Kenny has a very good blog entry on this topic. I want to add some more points to this from performance perspective.

InstanceContextMode

By default, the default value of InstanceContextMode for a WCF service is PerSession. This means different things for different bindings. For sessionful bindings such as NetTcpBinding and NetNamedPipeBinding with default settings, this means that a single service instance is used to serve requests from the same client for the lifetime of the connection. For non-sessionful bindings such as BasicHttpBinding, the session is not enabled and thus one service instance is created per request. So for the latter, PerSession has the same effect of PerCall.

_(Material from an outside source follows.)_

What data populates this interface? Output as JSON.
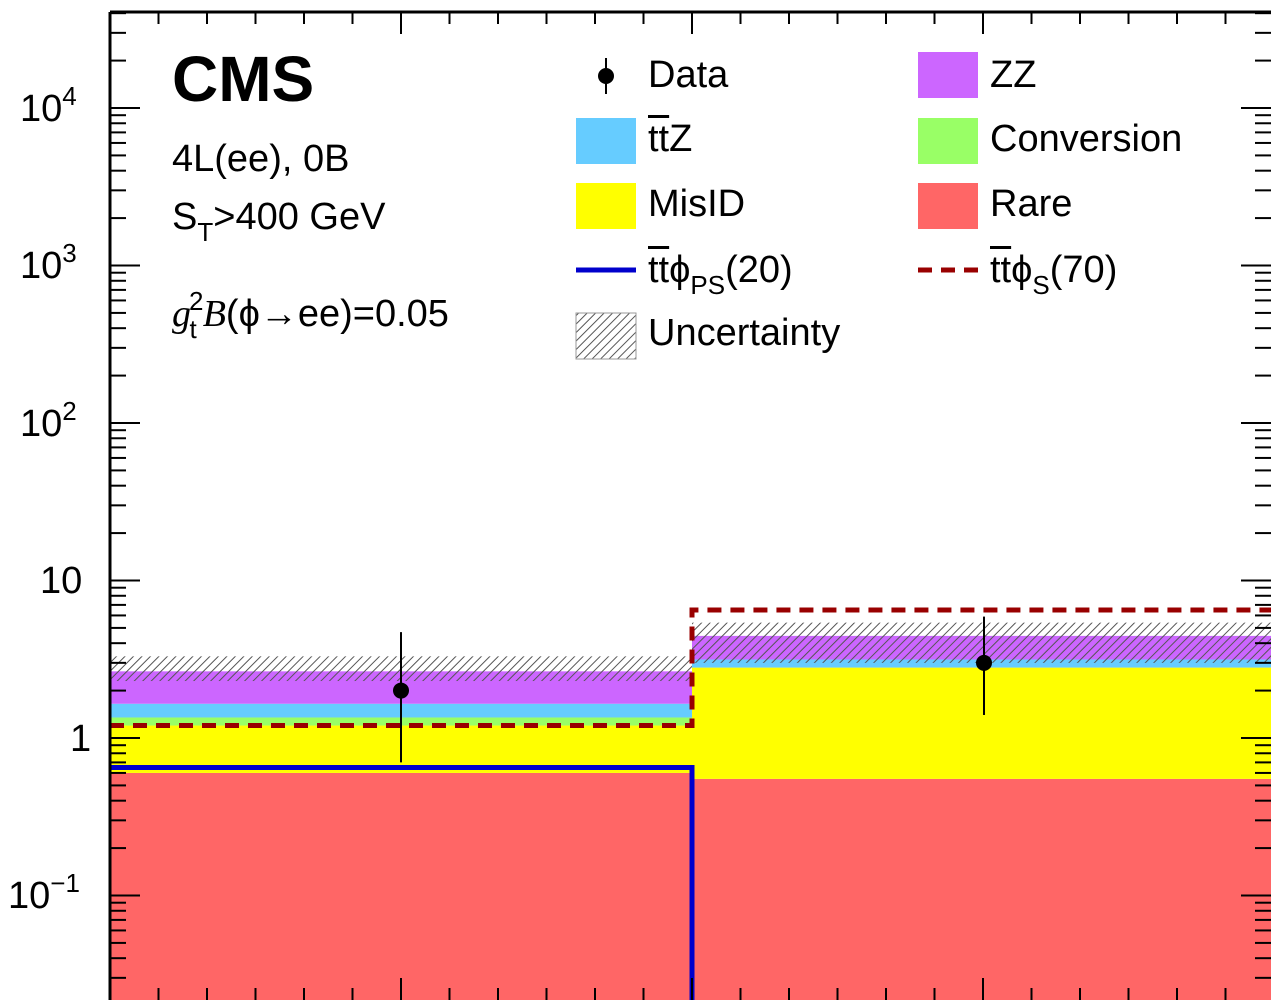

InstanceContextMode Performance Impact

Suppose if you have a single client for the service, then for sessionful bindings, you would observe the slightly different throughput of different modes from fastest to slowest:

·         PerSession, Single, PerCall

The reason why Single is slower than PerSession is because the service needs to maintain the global locking mechanism, no matter how many clients call the service. It is reasonable that PerCall is the slowest because the overhead of creating a service instance on each call is pretty high. However, the above order is not the same for non-sessionful bindings. Here is the order from fastest to slowest for non-sessionful bindings:

·         Single, PerCall or PerSession

This is the case because “PerSession” is treated as “PerCall” for non-sessionful bindings.

Scalability and Server CPU Utilization

What would happen if you have multiple clients call the service concurrently? Well, we need to understand how WCF runtime dispatches the requests on the server-side. As Kenny pointed out, this is controlled by another property “ConcurrencyMode” of the ServiceBehavior attribute of the service. The default value is Single. It means that WCF uses a single thread to dispatch all requests sequentially to each service instance. For InstanceContextMode as PerCall and PerSession, this is very natural. However, for Single instance mode, this means that all of the client requests are queued up to be served by the same thread and being dispatched to the same service instance. The advantage for this is that you don’t need to worry about synchronization issue in your service operation implementation. However, this also means that the service is not scalable to handle many client requests concurrently.

For the last case, actually I had a short story. Once I was testing the server throughput for singleton service with BasicHttpBinding. There are 24 clients calling the servicing at the same time. I noticed that the server throughput is low and the CPU utilization was only around 60%. When I debugged the service process, I noticed that there was only one thread actively processing the requests and other requests were in the queue. Suddenly I realized that I used the default setting of ConcurrencyMode.

To conclude this, make sure to set ConcurrencyMode to Multiple if you want to achieve high throughput for your singleton service and make sure to perform your own synchronization in your service operation!